10
2006
Le CNL et les revues
Marin Dacos, de Revues.org, a lu le rapport de Sophie Berluet sur les revues françaises aujourd’hui, dont je vous ai déjà parlé, et donne son opinion :
“Rappelons qu’il ne s’agit, ici, que de recommandations, qui pourront ne pas être adoptées ou qui pourront être amendées. Mais, en l’état, elles sont révélatrices d’une démarche du CNL qui reste centrée sur l’édition papier, et confère au numérique le rôle d’éclaireur-défricheur, pas beaucoup plus. C’est une avancée réelle, mais la force de séduction du support papier, dont les qualités ne peuvent être contestée, exerce toujours une forte emprise sur les raisonnements et les systèmes de valeur. Lors d’une réunion de présentation de ce rapport, d’autres acteurs de premier plan ont également manifesté leur attachement presque exclusif au support papier. Certes, le temps n’est plus à l’anathème contre la lie électronique. Les temps des dénonciations du numérique comme “fossoyeur des revues” semble également derrière nous. Pour autant, dans bien des esprits, le numérique reste un appendice de la grande édition, celle de Gutenberg. Sans doute les mêmes défendront-ils l’édition électronique traditionnelle dans vingt-cinq ans. Nous verrons. Il reste qu’une telle politique rend difficile l’exploration des pistes nouvelles que permet l’édition électronique.

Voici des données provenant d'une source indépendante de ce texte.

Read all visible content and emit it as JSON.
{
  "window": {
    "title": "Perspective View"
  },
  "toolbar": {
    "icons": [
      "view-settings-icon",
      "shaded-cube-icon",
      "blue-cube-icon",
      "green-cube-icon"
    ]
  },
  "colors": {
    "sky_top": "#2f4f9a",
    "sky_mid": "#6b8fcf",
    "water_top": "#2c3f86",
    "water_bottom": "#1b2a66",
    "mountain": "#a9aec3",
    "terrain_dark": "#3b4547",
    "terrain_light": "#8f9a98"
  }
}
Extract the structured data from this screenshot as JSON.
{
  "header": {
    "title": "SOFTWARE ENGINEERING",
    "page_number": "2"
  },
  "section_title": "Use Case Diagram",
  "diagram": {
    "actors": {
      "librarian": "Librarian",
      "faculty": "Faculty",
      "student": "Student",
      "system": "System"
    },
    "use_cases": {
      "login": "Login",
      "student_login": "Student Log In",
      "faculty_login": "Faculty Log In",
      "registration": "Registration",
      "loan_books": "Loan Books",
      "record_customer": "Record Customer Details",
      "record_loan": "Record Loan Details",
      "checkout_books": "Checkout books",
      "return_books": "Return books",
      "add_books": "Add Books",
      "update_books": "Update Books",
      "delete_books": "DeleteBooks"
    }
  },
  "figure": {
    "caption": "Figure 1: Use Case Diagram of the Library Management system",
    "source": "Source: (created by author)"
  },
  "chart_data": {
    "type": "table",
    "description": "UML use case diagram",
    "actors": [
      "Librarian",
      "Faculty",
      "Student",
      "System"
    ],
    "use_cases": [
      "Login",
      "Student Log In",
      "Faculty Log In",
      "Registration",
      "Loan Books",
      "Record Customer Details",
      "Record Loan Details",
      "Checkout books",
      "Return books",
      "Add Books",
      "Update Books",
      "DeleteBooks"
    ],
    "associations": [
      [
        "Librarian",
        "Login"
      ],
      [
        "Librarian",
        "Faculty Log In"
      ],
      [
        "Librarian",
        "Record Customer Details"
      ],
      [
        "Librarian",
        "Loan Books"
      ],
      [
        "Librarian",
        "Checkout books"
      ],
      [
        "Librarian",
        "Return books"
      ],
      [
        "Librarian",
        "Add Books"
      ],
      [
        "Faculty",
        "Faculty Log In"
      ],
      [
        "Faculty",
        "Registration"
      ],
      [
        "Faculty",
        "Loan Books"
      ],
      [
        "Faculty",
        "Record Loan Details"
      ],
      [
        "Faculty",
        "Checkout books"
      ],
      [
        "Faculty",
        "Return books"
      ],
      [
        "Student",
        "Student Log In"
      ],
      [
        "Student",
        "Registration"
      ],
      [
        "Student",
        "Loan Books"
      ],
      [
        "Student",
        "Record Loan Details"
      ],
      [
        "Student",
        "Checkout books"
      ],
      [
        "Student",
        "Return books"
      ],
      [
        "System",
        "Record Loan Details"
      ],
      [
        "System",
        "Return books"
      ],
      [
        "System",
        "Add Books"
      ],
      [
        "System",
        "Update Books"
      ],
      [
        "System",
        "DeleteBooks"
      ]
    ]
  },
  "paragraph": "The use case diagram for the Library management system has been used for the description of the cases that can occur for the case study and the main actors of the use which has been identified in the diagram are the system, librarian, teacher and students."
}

[...] Il semble de plus en plus urgent que la problématique du libre accès aux données scientifiques soit intégrée aux réflexions qui guident les politiques publiques. En décidant de s’appuyer exclusivement sur la diffusion payante, le CNL donne priorité à des raisonnements qui viennent du papier. Quand des cartons de numéros s’accumulent dans les stocks des éditeurs, quand la mise au pilon semble l’inéluctable issue des plus anciens numéros, quand la diffusion gratuite fausse totalement les chiffres de diffusion générale et ne permet pas de révéler le
moindre désir (pour reprendre le mot de Sophie Barluet) et encore moins le moindre usage, on peut s’interroger sur ce complexe du Cyclope. Comment expliquer l’absence de prise en compte de l’hypothèse de la Longue traîne, si fréquemment citée par les professionnels réfléchissant au marché du numérique ? Comment expliquer la mise à l’écart de la problématique des usages et des mesures des pratiques de lecture ? Ne lit-on vraiment que dans les bibliothèques universitaires et les appartements des derniers particuliers abonnés aux revues, au coin du feu ? Les lectures numériques ne peuvent-elles pas être mesurées et comparées aux lectures analogiques ? Ne peut-on, ne doit-on pas, un jour, confronter les deux univers, les combiner, étudier leurs complémentarités, mesurer
l’efficacité réelle de chaque diffusion ? Ne peut-on, ne doit-on pas, très vite, réfléchir aux passerelles entre électronique et papier ? Il faut applaudir le courage du rapport qui défend l’idée d’un soutien aux créations numériques. Mais s’inquiéter de la conception péjorative qu’elle revèle, définissant une hiérarchie entre ce qui semble relever du bac à sable ou du bouillon de culture, d’une part, et ce qui est érigé sur l’autel du papier, d’autre part. Il faut sortir de l’opposition des supports (papier/électronique) et des modes de diffusion (vente/libre accès) pour parvenir à défendre la seule chose qui nous tient à coeur, l’édition. C’est-à-dire l’émergence, la formalisation, la sélection puis la diffusion de la pensée. Car seuls les écrits restent.”